The OWL is generated from either of the following:

http://geneontology.cvs.sourceforge.net/*checkout*/geneontology/go-dev/xml/examples/gotest.obo http://geneontology.cvs.sourceforge.net/*checkout*/geneontology/go-dev/xml/examples/gotest.obo-xml

The XSL can be found here:

http://geneontology.cvs.sourceforge.net/*checkout*/geneontology/go-dev/xml/xsl/obo2owl.xsl http://geneontology.cvs.sourceforge.net/*checkout*/geneontology/go-dev/xml/xsl/obo2owl_obo_in_owl_metamodel.xsl

The XSL actually serves as fairly reasonable documentation about what's going on - but we'll also come up with a friendlier description once it's finalised

You can convert the obo-xml directly with the xslt. If you want to convert from obo you'll need the latest version of go-perl (from cvs)

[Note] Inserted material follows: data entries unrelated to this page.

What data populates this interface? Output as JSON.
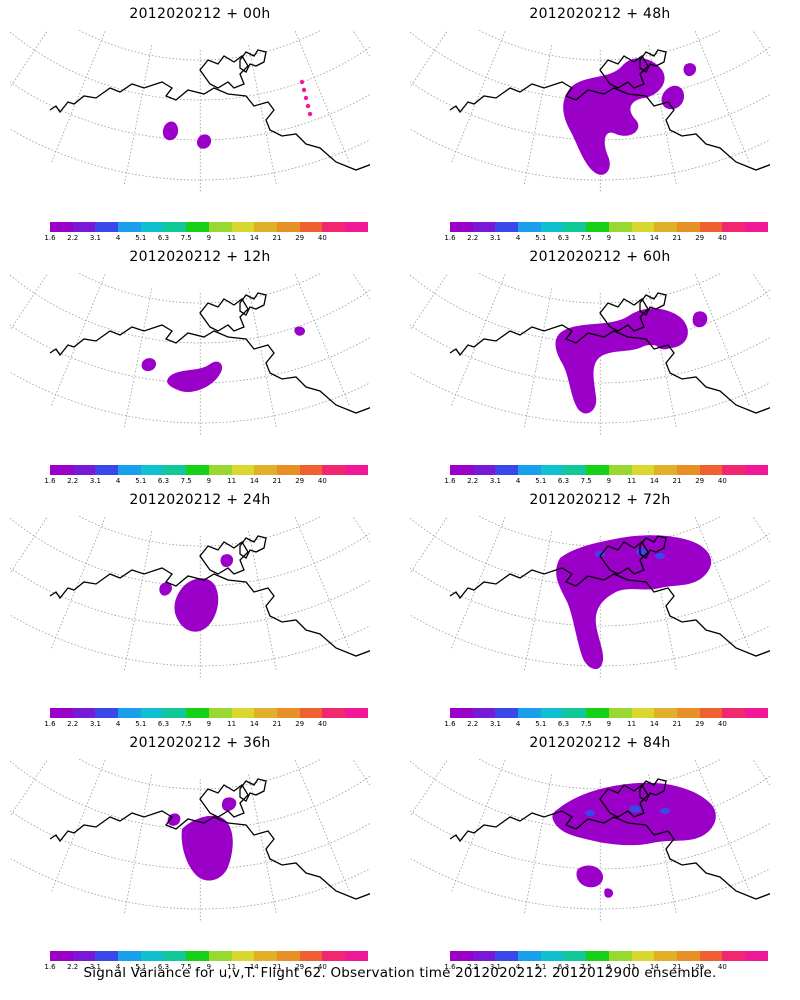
{
  "footer": "Signal Variance for u,v,T. Flight 62. Observation time 2012020212. 2012012900 ensemble.",
  "colorbar": {
    "colors": [
      "#9a00c8",
      "#7a18d8",
      "#3a48ea",
      "#1aa0ea",
      "#10c0d0",
      "#10c898",
      "#18d018",
      "#98d830",
      "#d8d830",
      "#e0b028",
      "#e89028",
      "#f06030",
      "#f02870",
      "#f01898"
    ],
    "labels": [
      "1.6",
      "2.2",
      "3.1",
      "4",
      "5.1",
      "6.3",
      "7.5",
      "9",
      "11",
      "14",
      "21",
      "29",
      "40"
    ]
  },
  "panels": [
    {
      "title": "2012020212 + 00h"
    },
    {
      "title": "2012020212 + 48h"
    },
    {
      "title": "2012020212 + 12h"
    },
    {
      "title": "2012020212 + 60h"
    },
    {
      "title": "2012020212 + 24h"
    },
    {
      "title": "2012020212 + 72h"
    },
    {
      "title": "2012020212 + 36h"
    },
    {
      "title": "2012020212 + 84h"
    }
  ]
}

Here are the changes and things still pending:

      Adopted Alan Ruttenberg's metamodel changes (see obo-format list)
      split into 2 separate xsl files
      subset (ontology views) now more consistent with obo
      * the oboInOwl class is SubsetDef
      * this does not appear in the owl:Ontology section, it stands alone
        (subsets can be used across ontologies)
      namespace changes -
      * the metamodel is now called oboInOwl
        (the format is owned by GO, so this maps to a GO URI)
      * the default ontology content namespace is now bioont
        (the URI for this will be some bioontologies.org URI)
      * slashes not hashes or underscores
      - example: rdf:about="oboContent/GO/0000001"
      fixed rdf:about/resource/ID issues
      - ID is never used
      - about and resource now used in correct places
      CHECKED
      - validates as DL in http://phoebus.cs.man.ac.uk:9999/OWL/Validator
      - works in SWOOP
      - works in Protege-OWL (but looks odd)
      TODO
      do we need an equivalentClass for intersectionOf?
      SWOOP saves this without
      decide on final URI scheme
      - Can we make the URIs less verbose? Use entities - or is this frowned on?
      new obo tags for obsoletion
      handling obsoletes
      decide on whether the oboInOwl metamodel should be exported as
      part of the content export, or linked to separately;
      and if linked to separately, do we need an owl:imports?